FOMC: Fear Of Missing Crash
- MAC10
- Jun 17
- 2 min read
Remember SPACs (Special Purpose Acquisition Companies) which were the locus of IPO-related fraud back in 2021 at the height of the pandemic bubble? Well, they are back. Just another sign of the froth that is percolating higher along with this market as the S&P 500 re-approaches its all time high set earlier this year.
"The SPAC boom ended abruptly when market conditions deteriorated, affected by tighter regulations and declining stock prices of companies that went public through SPAC mergers."
Last week I mentioned the resurgence of meme stocks led by Palantir and CoreWeave. Of course back in 2021, the biggest "meme" stock was the infamous Gamestop. I don't know what the term "meme stock" is supposed to mean, I only know that the end result is a total wipeout of retail investors and substantial profit for the Ponzi schemers who sell at the top.
Now once again we are seeing a massive Ponzi surge in commodity metals and stocks, led by platinum. This was something we also saw during the 2021 pandemic bubble, coinciding with peak retail speculation.
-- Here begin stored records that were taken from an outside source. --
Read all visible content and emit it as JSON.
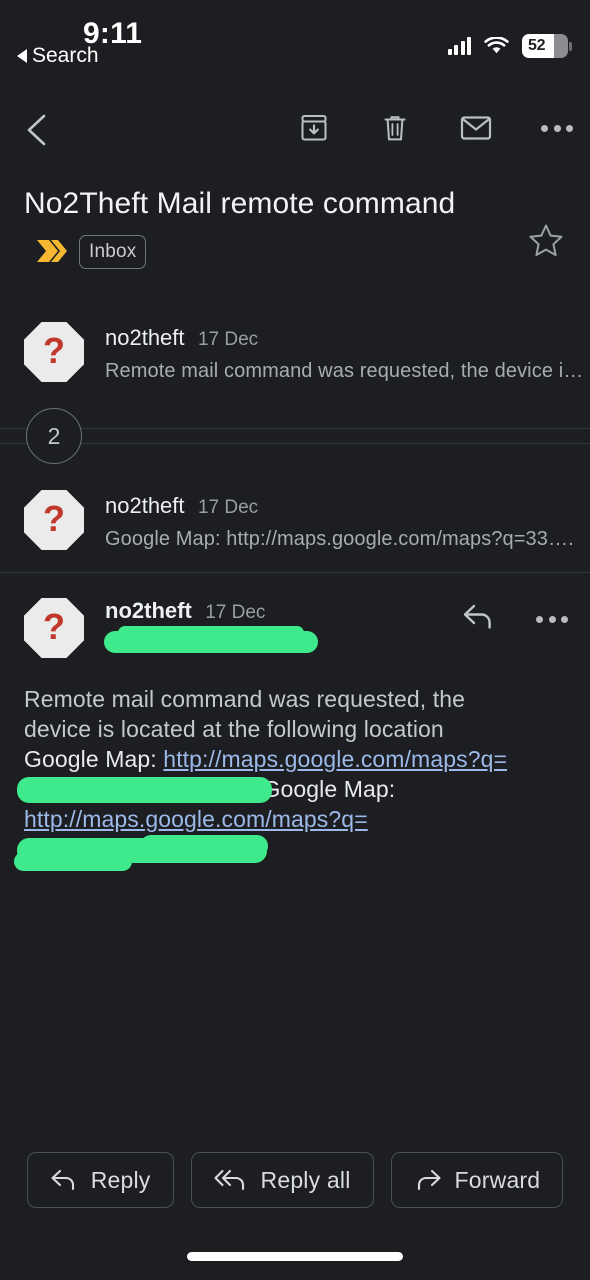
{
  "status_bar": {
    "time": "9:11",
    "back_label": "Search",
    "battery_percent": "52",
    "signal_icon": "cellular-signal-icon",
    "wifi_icon": "wifi-icon",
    "battery_icon": "battery-icon"
  },
  "toolbar": {
    "back_icon": "back-chevron-icon",
    "archive_icon": "archive-box-icon",
    "delete_icon": "trash-icon",
    "unread_icon": "envelope-icon",
    "more_icon": "more-dots-icon"
  },
  "subject": {
    "text": "No2Theft Mail remote command",
    "marker_icon": "double-chevron-marker-icon",
    "marker_color": "#f5b731",
    "label": "Inbox",
    "star_icon": "star-outline-icon"
  },
  "thread": {
    "collapsed_count": "2",
    "messages": [
      {
        "sender": "no2theft",
        "date": "17 Dec",
        "preview": "Remote mail command was requested, the device i…",
        "avatar_icon": "question-mark-octagon-avatar"
      },
      {
        "sender": "no2theft",
        "date": "17 Dec",
        "preview": "Google Map: http://maps.google.com/maps?q=33….",
        "avatar_icon": "question-mark-octagon-avatar"
      }
    ],
    "expanded": {
      "sender": "no2theft",
      "date": "17 Dec",
      "avatar_icon": "question-mark-octagon-avatar",
      "reply_icon": "reply-arrow-icon",
      "more_icon": "more-dots-icon",
      "recipient_redacted": true,
      "body": {
        "line1": "Remote mail command was requested, the",
        "line2": "device is located at the following location",
        "label1": "Google Map:",
        "link1": "http://maps.google.com/maps?q=",
        "label2": "Google Map:",
        "link2": "http://maps.google.com/maps?q="
      }
    }
  },
  "actions": {
    "reply": "Reply",
    "reply_all": "Reply all",
    "forward": "Forward",
    "reply_icon": "reply-arrow-icon",
    "reply_all_icon": "reply-all-arrow-icon",
    "forward_icon": "forward-arrow-icon"
  },
  "colors": {
    "background": "#1c1e21",
    "redaction": "#3eea8b",
    "link": "#9cb9e9",
    "accent_marker": "#f5b731"
  }
}
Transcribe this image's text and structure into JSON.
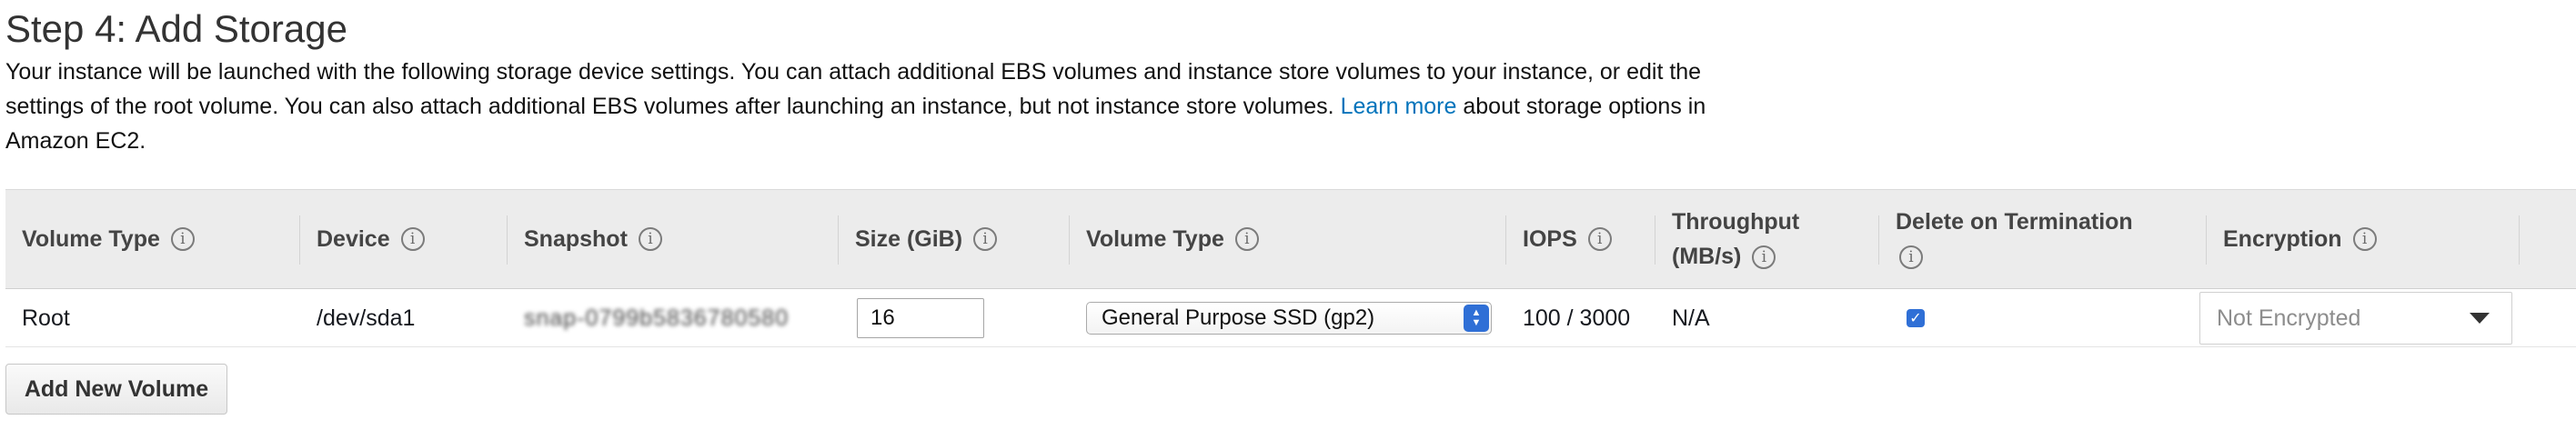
{
  "page": {
    "title": "Step 4: Add Storage",
    "description_before_link": "Your instance will be launched with the following storage device settings. You can attach additional EBS volumes and instance store volumes to your instance, or edit the settings of the root volume. You can also attach additional EBS volumes after launching an instance, but not instance store volumes.",
    "learn_more_link": "Learn more",
    "description_after_link": "about storage options in Amazon EC2."
  },
  "table": {
    "headers": {
      "volume_type": "Volume Type",
      "device": "Device",
      "snapshot": "Snapshot",
      "size": "Size (GiB)",
      "volume_type_2": "Volume Type",
      "iops": "IOPS",
      "throughput_line1": "Throughput",
      "throughput_line2": "(MB/s)",
      "delete_on_termination": "Delete on Termination",
      "encryption": "Encryption"
    },
    "info_glyph": "i",
    "rows": [
      {
        "volume_type": "Root",
        "device": "/dev/sda1",
        "snapshot": "snap-0799b5836780580",
        "size": "16",
        "ebs_volume_type": "General Purpose SSD (gp2)",
        "iops": "100 / 3000",
        "throughput": "N/A",
        "delete_on_termination": true,
        "encryption": "Not Encrypted"
      }
    ]
  },
  "buttons": {
    "add_new_volume": "Add New Volume"
  },
  "colors": {
    "link": "#0073bb",
    "header_bg": "#ececec",
    "accent_blue": "#2f6fd6"
  },
  "icons": {
    "info": "info-icon",
    "stepper": "select-stepper-icon",
    "caret": "caret-down-icon",
    "check": "checkmark-icon"
  }
}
Then there are the Ark ETFs managed by Cathie Wood which also made their highs back in early 2021. Those are going bonkers again right now, albeit at a lower high as one should expect after -90% losses.

Which gets us to this action packed week. I will begin with a recap of recent events.
Last Thursday, reports emerged of an imminent attack by Israel on Iran. The market shrugged it off and ended higher. However, when the attack was launched Thursday night, the S&P futures exploded lower. Friday was a major selloff. Over the weekend the war escalated, but on Monday markets shrugged it off and recovered all of the losses from Friday. Now on Tuesday the market is (so far this morning) lower again on news that the war is escalating. For the Fed, higher oil prices are further complicating monetary policy that was already complicated by the trade war:
"If there is something the Federal Reserve (Fed) does not want to see today, as it approaches this week’s Federal Open Market Committee (FOMC) meeting, it is a shock to oil prices. The reason for this is that it brings back memories of the 1970s and 1980s, when oil prices surged and contributed to higher inflation during those decades. But the similarities don’t end there. Some of the actors of the events that triggered the shocks to oil prices are also familiar and involve Israel and Iran."
aka. 1973 oil embargo.
If the Fed is hawkish tomorrow as they should be given the circumstances, then markets will implode. After the Fed meeting is a U.S. markets holiday on Thursday for Juneteenth. Which will leave only one trading day left this week for U.S. gamblers, whereas the rest of the world will be trading ahead of the U.S. both on Thursday and again on Sunday.
In summary, Trump keeps blaming Powell for holding rates too high for too long, however the combination of Trump's trade war, his inflationary tax cut and now this war in the Middle East, are what is keeping inflation high at the end of the cycle.
History will say this was indeed a policy error, just not a Fed policy error.